Nell’affollarsi di ricordi e visioni, ritorna la maestra dell’infanzia, la “signora maes”, giudice e tribunale di vita (e di fede) che, insorgendo, obietta: “Di che fede, di che Gesù vuol parlare lei, lei, che, di sua volontà, e solo per prepararsi a un sicuro e meritato suicidio, si vende a destra e a manca?”. Ecco la grande riduzione del Divino ad “agenzia etica”. Ma, quella del Riboldi, è una redenzione nella disperazione, nel lamento di chi, anche solo per bestemmiarLo, Lo ha invocato. La venuta e l’incarnazione del Cristo nel frammento (e la lingua di Testori ne è testimonianza, immagine reale e viva) più sporco e perduto. Dentro quel male che Galimberti ha separato da Dio.
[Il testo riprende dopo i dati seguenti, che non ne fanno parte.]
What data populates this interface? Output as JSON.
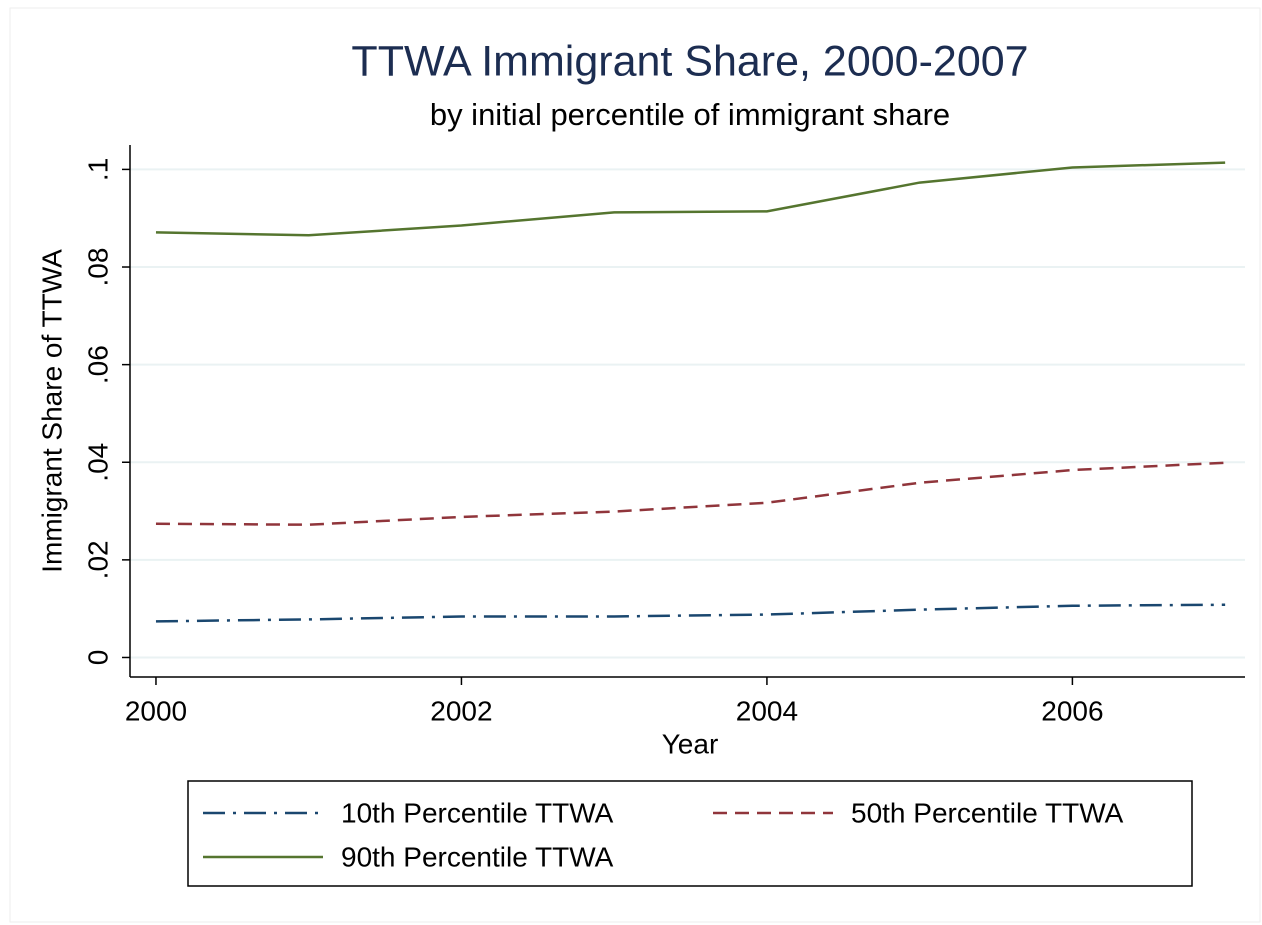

Sortì fuori. Fuori venne. Per ciappàrmi. Sortìron, anzi. Ricordo no. Perchè ‘des. ‘Des che lu el cunta, finit’è. Finit’è. Et per semper. Sortìron, ecco, le di lui. Le di lui mani, sì! V’eran due. Sui palmi. Buchi due. V’eran. El m’ha ciappà in di! El m’ha ciappà in di! In di so brasch, mamma! El m’ha ciappà in di! Lu! Lu! Il mà prì dan! Dan sé brà il mà! Il mà! Anca se io son ‘pena ‘rivato a dirci: ti faccio schifo no? Merito no che te tiri l’acqua e vada giù con la merda? Ma i suoi bracci! I so! I so! I so! E i dida! I so! I so! Mi stringevan su, mamma! Mi stringevan su, papà! Fu, ecco, fu. Come quando, fu. La prima volta. In la gièsa. D’Annò in. La prima volta che. Dervii che. I làber. Per ciappàl in la. In la bucca in. Lu! El Crist de tucch i assassìn, de tucch i vacch che sèm! Ma ‘des. ‘Des che eva la dernièr. ‘Des, lu. Tucch i àlter volt cunt i usèi! ‘Des lu i a scassàva! Tucch! Eren i so làber, eren! Eren i so! I so eren che ciappàvano didentro di loro me! Di dentro di loro me! Me ego, ciappàvano! Me ego, papà! Me ego, mamma!
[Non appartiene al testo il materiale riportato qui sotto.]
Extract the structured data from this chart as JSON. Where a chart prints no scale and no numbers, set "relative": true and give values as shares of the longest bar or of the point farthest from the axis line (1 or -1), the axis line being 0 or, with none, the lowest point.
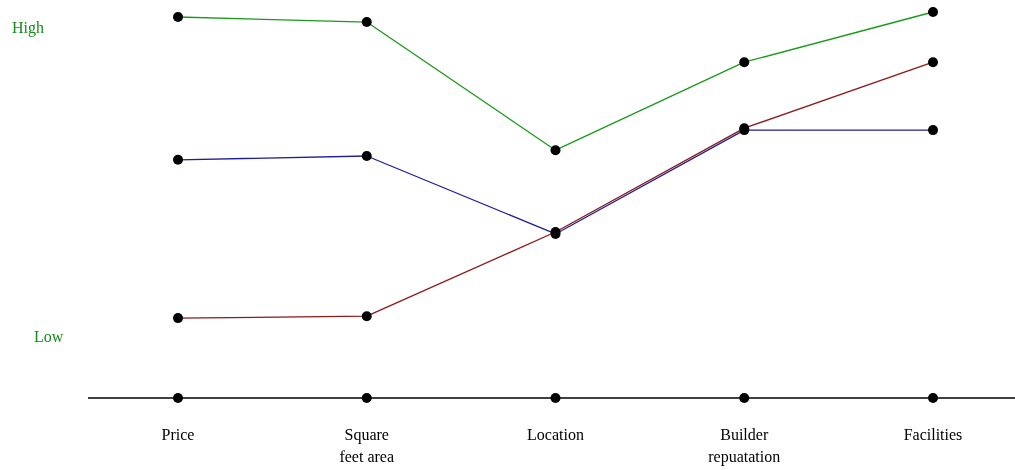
{
  "chart_data": {
    "type": "line",
    "relative": true,
    "marker": "circle",
    "line_style": "solid",
    "categories": [
      "Price",
      "Square feet area",
      "Location",
      "Builder repuatation",
      "Facilities"
    ],
    "series": [
      {
        "color": "#1a9a1a",
        "values": [
          0.987,
          0.974,
          0.642,
          0.87,
          1
        ]
      },
      {
        "color": "#1f1f9a",
        "values": [
          0.617,
          0.627,
          0.425,
          0.694,
          0.694
        ]
      },
      {
        "color": "#8b1a1a",
        "values": [
          0.207,
          0.212,
          0.43,
          0.699,
          0.87
        ]
      },
      {
        "type": "scatter",
        "color": "#000000",
        "values": [
          0,
          0,
          0,
          0,
          0
        ]
      }
    ],
    "annotations": [
      "High",
      "Low"
    ]
  }
}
Le braccia e le mani del Cristo, emergendo dalla ferita tutta carnale del Riboldi, lo sorreggono, lo sostengono in quel grido finale, ultimo. Una lacerazione del corpo, dell’essere fisico e biologico, nella cui bassezza e miseria Cristo accetta di incarnarsi, ripercorrendo anche la propria Via Crucis, il proprio calvario. E’ un dolore fattosi coscienza, e cioè peccato, quello del Riboldi, dentro cui il suo “Gesuìno” spalanca le braccia. Ribaltandosi la domanda di Nietzsche sulla utilità di un Dio che è solo bene, non viene che da chiedersi (o esclamare): non è forse più vero un Dio che, essendo amore e perdono, accade nel male umano? Una sorta di luce, l’indomani mattina, avvolgeva il corpo del Riboldi. Mentre il cielo della storia era stato riempito. E non si poteva più ritenere notte.
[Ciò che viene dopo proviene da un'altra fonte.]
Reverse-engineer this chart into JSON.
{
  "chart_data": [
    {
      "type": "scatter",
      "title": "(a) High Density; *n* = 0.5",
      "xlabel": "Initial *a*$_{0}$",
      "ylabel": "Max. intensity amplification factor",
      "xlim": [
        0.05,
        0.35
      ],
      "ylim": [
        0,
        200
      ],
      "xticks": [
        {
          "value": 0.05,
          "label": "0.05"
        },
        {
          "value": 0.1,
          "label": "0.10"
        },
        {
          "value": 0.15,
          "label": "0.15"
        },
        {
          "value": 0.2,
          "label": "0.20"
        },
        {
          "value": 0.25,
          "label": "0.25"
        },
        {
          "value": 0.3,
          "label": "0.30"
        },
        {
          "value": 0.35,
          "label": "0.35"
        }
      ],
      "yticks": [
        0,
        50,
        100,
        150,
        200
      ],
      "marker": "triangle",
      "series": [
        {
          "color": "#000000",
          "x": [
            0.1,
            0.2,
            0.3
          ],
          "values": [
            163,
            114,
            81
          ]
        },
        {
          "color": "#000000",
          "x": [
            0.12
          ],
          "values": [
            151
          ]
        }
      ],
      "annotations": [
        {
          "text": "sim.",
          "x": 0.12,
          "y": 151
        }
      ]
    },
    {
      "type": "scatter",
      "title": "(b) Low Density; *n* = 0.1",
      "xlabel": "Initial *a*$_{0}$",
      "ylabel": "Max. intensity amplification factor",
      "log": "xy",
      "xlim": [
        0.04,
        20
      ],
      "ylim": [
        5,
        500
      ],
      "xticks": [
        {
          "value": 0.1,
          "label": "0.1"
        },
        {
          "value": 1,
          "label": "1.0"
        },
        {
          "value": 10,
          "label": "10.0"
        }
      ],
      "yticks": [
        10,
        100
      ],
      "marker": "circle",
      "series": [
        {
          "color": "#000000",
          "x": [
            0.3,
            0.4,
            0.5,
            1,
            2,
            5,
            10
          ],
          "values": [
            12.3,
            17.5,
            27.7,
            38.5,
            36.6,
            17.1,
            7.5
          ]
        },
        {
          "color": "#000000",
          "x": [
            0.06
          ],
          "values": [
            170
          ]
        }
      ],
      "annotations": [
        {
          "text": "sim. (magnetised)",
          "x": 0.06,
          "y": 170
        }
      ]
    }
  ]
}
Quanti, l’indomani, s’affrettarono per primi ai treni, lo videro. Coperta d’un lenzuolo bianco, la barella, su cui era stato deposto, attraversò, infatti, l’intera stazione. Alcuni chiesero e seppero. Altri andaron oltre. Tutti, però, al passaggio, scorsero una sorta di luce che, lentissimamente, andava formandosi sopra il cadavere e pareva vincere il grigior delle volte e il buio di ciò che, di là da esse, risultava improprio definir alba, benchè neppur possibile fosse ritener notte.